On Friday, November 20 the American Youth Policy Forum sponsored a Capitol Hill briefing on the topic of How Research Evidence Informs Foster Youth Medication Policies. The panel discussion included an examination of definitions, usage and oversight of psychotropic and other medications for youth and children in foster care. The discussion reached beyond the numbers into an examination of the challenges of crafting effective policies to best serve children in foster care in a way that protects and serves their health and mental health needs.

Effective policy on the use of psychotropic medication involves extensive consultation within the state, collaboration between various entities and agencies at the state level including child welfare, and effective training for key monitors and partners from judges, caseworkers, foster parents to health providers.

The panel presentations included opening comments from Loretta Goodwin, AYPF, Laurel K Leslie, American Board of Pediatrics, Thomas Mackie, Rutgers School of Public Health, Christopher Bellonci, Tuffs University School of Medicine, and Deborah Lancaster, New Jersey Department of Children and Families.

The briefing was framed around for specific questions of, Is there evidence that we should be concerned about children in foster care and the use of psychotropic medication; What evidence is available or lacking to inform state oversight of psychotropic medication use; How are states responded using local evidence to measure medication use; and What has been one state’s experience?

Research indicates that rates of emotional or behavioral disorders are more common in foster care than within the larger community ranging from 50 to 80 percent of foster children compared to one to 25 percent in the general population.
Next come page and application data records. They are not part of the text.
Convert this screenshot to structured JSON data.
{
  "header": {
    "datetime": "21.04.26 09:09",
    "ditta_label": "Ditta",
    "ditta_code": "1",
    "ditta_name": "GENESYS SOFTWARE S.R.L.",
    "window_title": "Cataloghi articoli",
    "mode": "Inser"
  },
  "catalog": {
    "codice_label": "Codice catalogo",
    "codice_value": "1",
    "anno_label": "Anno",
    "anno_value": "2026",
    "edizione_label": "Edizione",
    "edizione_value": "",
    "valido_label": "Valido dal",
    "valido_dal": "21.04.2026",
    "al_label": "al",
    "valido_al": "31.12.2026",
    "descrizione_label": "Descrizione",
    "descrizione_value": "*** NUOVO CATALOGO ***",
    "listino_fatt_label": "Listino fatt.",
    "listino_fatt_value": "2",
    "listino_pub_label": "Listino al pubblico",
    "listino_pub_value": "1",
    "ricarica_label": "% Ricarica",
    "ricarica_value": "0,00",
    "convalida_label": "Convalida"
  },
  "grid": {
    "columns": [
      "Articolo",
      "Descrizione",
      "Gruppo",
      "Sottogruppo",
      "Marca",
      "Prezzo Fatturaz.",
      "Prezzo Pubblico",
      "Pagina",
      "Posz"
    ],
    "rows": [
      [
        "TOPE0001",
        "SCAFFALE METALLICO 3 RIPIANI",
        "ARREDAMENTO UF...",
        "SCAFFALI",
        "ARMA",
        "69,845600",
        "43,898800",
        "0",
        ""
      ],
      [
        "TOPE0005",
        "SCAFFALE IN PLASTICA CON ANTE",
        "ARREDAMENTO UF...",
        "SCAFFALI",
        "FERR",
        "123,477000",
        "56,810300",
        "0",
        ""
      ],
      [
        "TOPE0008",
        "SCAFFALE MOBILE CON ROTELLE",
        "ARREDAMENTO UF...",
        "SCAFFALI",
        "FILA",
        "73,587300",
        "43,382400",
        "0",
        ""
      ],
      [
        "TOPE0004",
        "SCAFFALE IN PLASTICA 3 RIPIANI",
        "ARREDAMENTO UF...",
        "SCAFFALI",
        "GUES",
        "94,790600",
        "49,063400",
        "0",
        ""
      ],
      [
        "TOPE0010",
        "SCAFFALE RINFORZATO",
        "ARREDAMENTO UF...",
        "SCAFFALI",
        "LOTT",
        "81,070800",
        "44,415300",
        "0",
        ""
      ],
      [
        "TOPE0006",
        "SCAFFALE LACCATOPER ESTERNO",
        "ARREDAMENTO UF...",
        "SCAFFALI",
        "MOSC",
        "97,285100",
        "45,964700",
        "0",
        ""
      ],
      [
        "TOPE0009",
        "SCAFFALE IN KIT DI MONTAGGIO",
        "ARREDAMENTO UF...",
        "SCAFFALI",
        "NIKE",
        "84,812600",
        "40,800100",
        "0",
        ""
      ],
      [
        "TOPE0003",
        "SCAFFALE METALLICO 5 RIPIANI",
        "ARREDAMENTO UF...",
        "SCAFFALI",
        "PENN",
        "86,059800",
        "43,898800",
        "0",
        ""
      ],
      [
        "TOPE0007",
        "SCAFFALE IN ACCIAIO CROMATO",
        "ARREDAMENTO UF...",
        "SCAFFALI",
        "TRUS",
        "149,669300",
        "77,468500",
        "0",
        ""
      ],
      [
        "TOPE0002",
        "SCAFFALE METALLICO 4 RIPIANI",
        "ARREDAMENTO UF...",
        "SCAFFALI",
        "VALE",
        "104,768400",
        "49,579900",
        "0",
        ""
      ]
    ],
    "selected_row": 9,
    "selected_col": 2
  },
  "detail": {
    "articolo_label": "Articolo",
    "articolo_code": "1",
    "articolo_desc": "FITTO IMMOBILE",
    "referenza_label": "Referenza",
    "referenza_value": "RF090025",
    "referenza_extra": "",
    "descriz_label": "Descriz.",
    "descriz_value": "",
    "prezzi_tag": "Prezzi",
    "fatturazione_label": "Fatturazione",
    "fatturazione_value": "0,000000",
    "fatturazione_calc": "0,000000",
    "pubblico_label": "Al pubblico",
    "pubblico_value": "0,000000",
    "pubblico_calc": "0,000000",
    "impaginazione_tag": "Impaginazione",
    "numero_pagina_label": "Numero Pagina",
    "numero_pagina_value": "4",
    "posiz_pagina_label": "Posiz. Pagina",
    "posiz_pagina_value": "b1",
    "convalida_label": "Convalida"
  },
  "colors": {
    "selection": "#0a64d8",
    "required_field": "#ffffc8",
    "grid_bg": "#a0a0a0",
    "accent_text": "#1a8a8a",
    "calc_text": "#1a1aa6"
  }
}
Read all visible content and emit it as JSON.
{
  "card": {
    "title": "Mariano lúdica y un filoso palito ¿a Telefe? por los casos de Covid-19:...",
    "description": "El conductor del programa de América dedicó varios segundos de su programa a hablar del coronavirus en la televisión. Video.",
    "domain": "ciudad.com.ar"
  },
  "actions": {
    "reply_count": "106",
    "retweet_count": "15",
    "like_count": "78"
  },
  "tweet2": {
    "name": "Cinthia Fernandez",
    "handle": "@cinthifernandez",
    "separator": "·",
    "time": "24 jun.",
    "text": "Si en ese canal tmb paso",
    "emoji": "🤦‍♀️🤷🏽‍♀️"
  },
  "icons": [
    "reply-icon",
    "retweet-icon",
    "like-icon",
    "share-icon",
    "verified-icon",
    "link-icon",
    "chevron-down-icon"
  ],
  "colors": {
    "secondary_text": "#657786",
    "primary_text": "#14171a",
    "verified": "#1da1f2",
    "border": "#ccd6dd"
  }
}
Additional research indicates that 20 percent of foster care placement changes are related to behavior problems and that youth with externalizing problems are twice as likely to remain in foster care 18 months after entry.

A closer look at Medicaid enrollment as well as a comparison between children in the TANF, SSI and foster care populations showed that within TANF 26 percent of children were taking two or more psychotropic medications (one percent 4 or more), within the SSI/Disability population 46 percent of children were receiving 2 or more medications (four percent 4 or more) and within the foster care population 40 percent were receiving 2 or more medications (four percent 4 or more).

In regard to state actions being taken the briefing highlighted recent research at the federal level including studies by the GAO but greater detail was offered through the Tufts Research Team. That data included research from 2009-10 and more recently 2011-14. In the 2009-10 research they looked at state variations in terms of psychotropic medication review. Research indicated the 53% of states were using both perspective reviews of psychotropic medication use and as well as concurrent review of psychotropic medication in some form. Research indicates that 20 percent of monitoring mechanisms did not routinely have a licensed health professional providing review of safety concerns for psychotropic medication use.

States have a variety of approaches in regard to policy. In one area, informed consent for children in foster care, the adult designated may include biological parents, caseworkers, child welfare administrators, child welfare units with mental health expertise, the judicial system and/or the youth him/herself. There were challenges in many of these approaches, such as lack of expertise by judges, parents being an official designee but in reality defaulting to other adults to foster parents having conflicting feelings about such a role.

In regard to the third question how are state using local evidence collaboratively, the panel focused on six states: Illinois, New Jersey, New York, Oregon, Rhode Island and Vermont. Key issues to address included policies around informed consent procedures, how to generate real-time medication utilization data, how to develop red flags on use based on age, dosage, diagnosis, class of medicine and addressing co-pharmacy and polypharmacy use, and how to develop oversight and monitoring that address their unique jurisdiction and practice concerns.

The briefing concluded with a closer look at one state, New Jersey. The state has set up medication policy based on the American Academy of Child and Adolescent Psychiatry (AACAP) the American Academy of Pediatrics (AAP) and the Child Welfare League of America (CWLA) guidelines. The state also included a review of other states, used an internal work group, and drafted a policy that was consistent with their department values. Key components of New Jersey policy included: psychiatric evaluation, authorized prescribers, treatment plans, informed consent, medication guidelines, safety moderate monitoring guidelines, and prescribing parameters.

All children in foster care are enrolled in the state Medicaid program with the state having a system of care. New Jersey has 47 child health units. These units include a nurse who can provide oversight with every child having a nurse who can provide oversight in terms of their medication and practice health practices. The child health units are tasked with developing a health care plan specific of the child’s health needs, and coordinates healthcare services including access to healthcare in a timely follow-up manner. In cases where there are additional questions or concerns the policy allows for the state to have consultations with the Department of Children and Families-Child Adolescent Psychiatrists

In both the New Jersey model as well as other information presented, it was clear that proper oversight required just monitoring or tracking numbers. It requires an extensive amount of consultation, collaboration across agencies and various partners, and training for key players including judges, caseworkers, foster parents and parents and that such actions will have to crafted according to state and local characteristics.